While swing staters will decide the presidential election, most Texans have have already made up their minds. According to a new poll by Baselice & Associates, both Mitt Romney and Republican Senate nominee Ted Cruz have comfortable leads.
At the presidential level, Mitt Romney has a 54-38 lead over Barack Obama. That 16 point lead has almost doubled from 9 points earlier in the race. Romney leads among Texas independents, 50-29. John McCain defeated Obama in Texas in 2008 by 12 points, 55-43. Based on the lack of enthusiasm for McCain’s candidacy in Texas plus the punitive treatment Obama has thrown Texas’ way, we should expect to see Romney performing better than McCain did here, and he is. Romney is also doing well among Hispanics in Texas, capturing 40% of the vote to Obama’s 49%. Obama picks up 91% of the black vote in Texas, and leads among women, while Romney leads among whites and men.
In the race to replace retiring Republican Sen. Kay Bailey Hutchison, Republican Ted Cruz enjoys a commanding lead over Democrat Paul Sadler. Cruz leads by 18 points, 51-33. Once the numbers are teased out, Cruz is picking up 47% of the Hispanic vote to 53% for Sadler. Republicans hope, and Democrats fear, that Senator Cruz could be a game-changer for demographically-changing Texas. The numbers suggest that he has a very good shot at that.

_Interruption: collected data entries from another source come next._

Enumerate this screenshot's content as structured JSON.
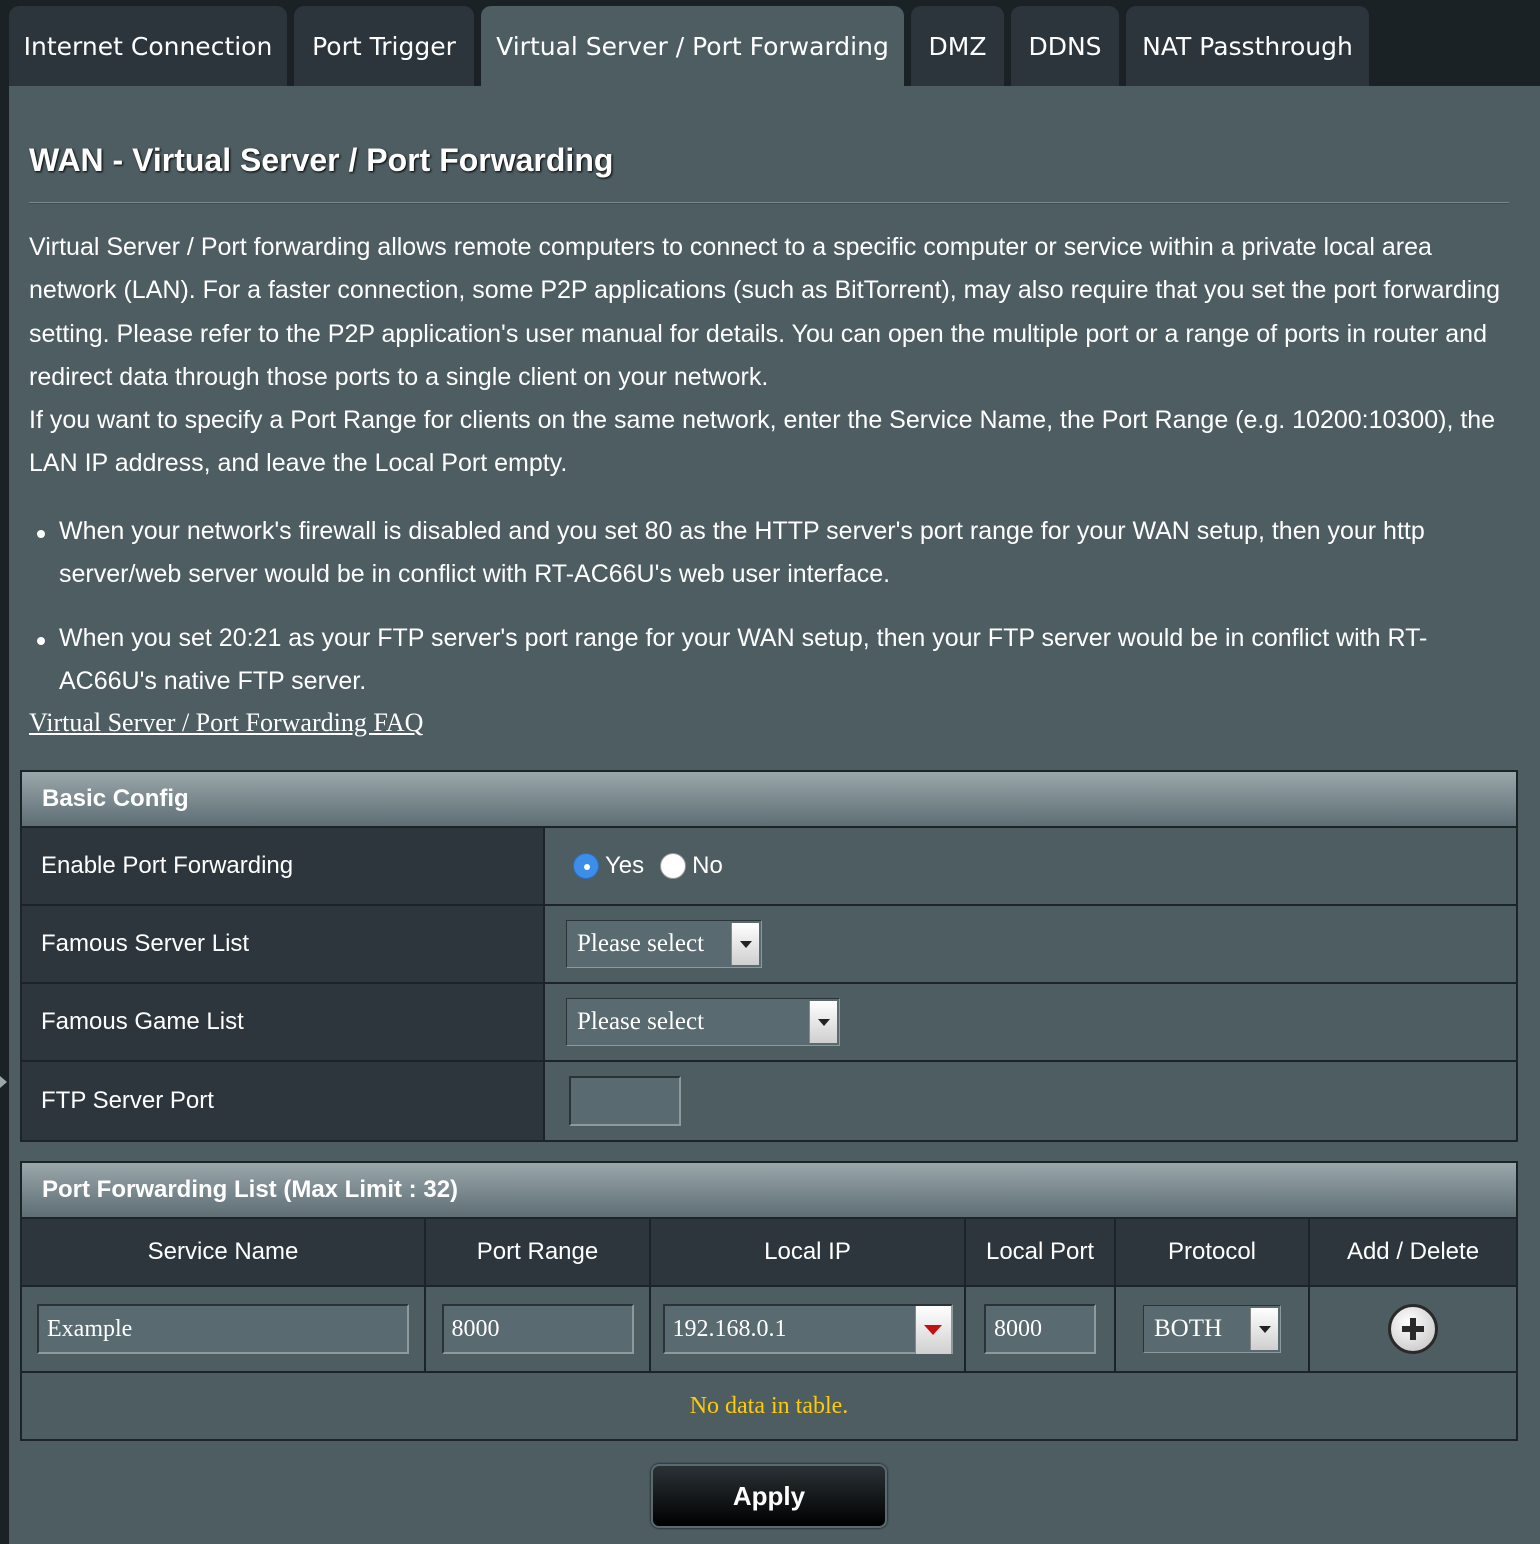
{
  "tabs": [
    {
      "label": "Internet Connection",
      "active": false
    },
    {
      "label": "Port Trigger",
      "active": false
    },
    {
      "label": "Virtual Server / Port Forwarding",
      "active": true
    },
    {
      "label": "DMZ",
      "active": false
    },
    {
      "label": "DDNS",
      "active": false
    },
    {
      "label": "NAT Passthrough",
      "active": false
    }
  ],
  "page": {
    "title": "WAN - Virtual Server / Port Forwarding",
    "description_1": "Virtual Server / Port forwarding allows remote computers to connect to a specific computer or service within a private local area network (LAN). For a faster connection, some P2P applications (such as BitTorrent), may also require that you set the port forwarding setting. Please refer to the P2P application's user manual for details. You can open the multiple port or a range of ports in router and redirect data through those ports to a single client on your network.",
    "description_2": "If you want to specify a Port Range for clients on the same network, enter the Service Name, the Port Range (e.g. 10200:10300), the LAN IP address, and leave the Local Port empty.",
    "notes": [
      "When your network's firewall is disabled and you set 80 as the HTTP server's port range for your WAN setup, then your http server/web server would be in conflict with RT-AC66U's web user interface.",
      "When you set 20:21 as your FTP server's port range for your WAN setup, then your FTP server would be in conflict with RT-AC66U's native FTP server."
    ],
    "faq_link": "Virtual Server / Port Forwarding FAQ"
  },
  "basic_config": {
    "header": "Basic Config",
    "enable_label": "Enable Port Forwarding",
    "yes_label": "Yes",
    "no_label": "No",
    "enabled": true,
    "famous_server_label": "Famous Server List",
    "famous_server_value": "Please select",
    "famous_game_label": "Famous Game List",
    "famous_game_value": "Please select",
    "ftp_port_label": "FTP Server Port",
    "ftp_port_value": ""
  },
  "port_list": {
    "header": "Port Forwarding List (Max Limit : 32)",
    "columns": [
      "Service Name",
      "Port Range",
      "Local IP",
      "Local Port",
      "Protocol",
      "Add / Delete"
    ],
    "entry": {
      "service_name": "Example",
      "port_range": "8000",
      "local_ip": "192.168.0.1",
      "local_port": "8000",
      "protocol": "BOTH"
    },
    "empty_message": "No data in table."
  },
  "apply_label": "Apply",
  "colors": {
    "panel": "#4d5d62",
    "tab_inactive": "#2b353b",
    "label_cell": "#2c363c",
    "empty_message": "#ffcc00",
    "radio_selected": "#3d8ee8",
    "dropdown_arrow_red": "#c41010"
  },
  "icons": [
    "plus-circle-icon",
    "chevron-down-icon"
  ]
}
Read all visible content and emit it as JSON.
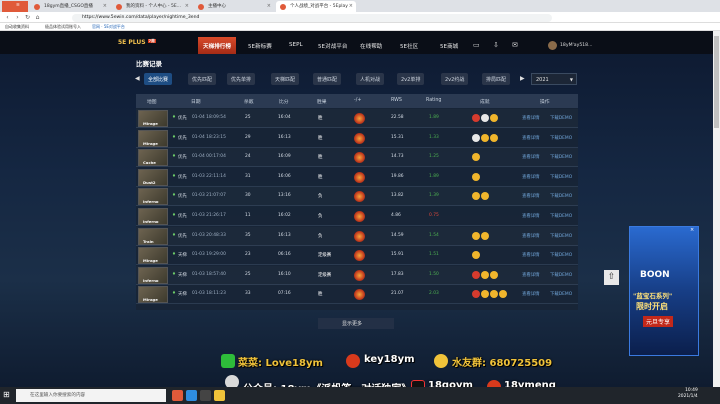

Overall, the only suspense in Texas elections this year will be at the congressional, state House and local levels. History and redistricting suggest the Republicans will lose a few seats here and there but retain their majorities in the US House delegation and in the legislature. Mitt Romney will scoop up the Lone Star State’s 36 electoral votes, and Texans will send Ted Cruz to represent them in the United States Senate. On Nov. 7, Texas will remain solidly red, and if Obama wins, some of that red will be driven by anger at the rest of the country for re-electing a man who treats our state with open hostility.
One reason that Texas is so strongly in the Republican corner, writes Texas political journalist Paul Burka, is the man in the White House.
The lesson here is that the worst thing that can happen to the state Democratic Party, or what’s left of it, is to have an unpopular Democratic president in the White House. The Democratic brand is ruined in Texas. The last Democrat to carry Texas was Jimmy Carter in 1976, and he was defeated in the Reagan landslide of 1980.
No Democrat has won a statewide office in Texas since 1994. Texas has supported the Republican presidential candidate every year since 1980. That history plus the wrecked Democrat brand in Texas did not stop Mad Money man Jim Cramer from handing Texas to Obama on Nov. 6 in his electoral vote prediction map, though. Evidently Mr. Cramer has never set foot in Texas and knows nothing about what makes the state tick.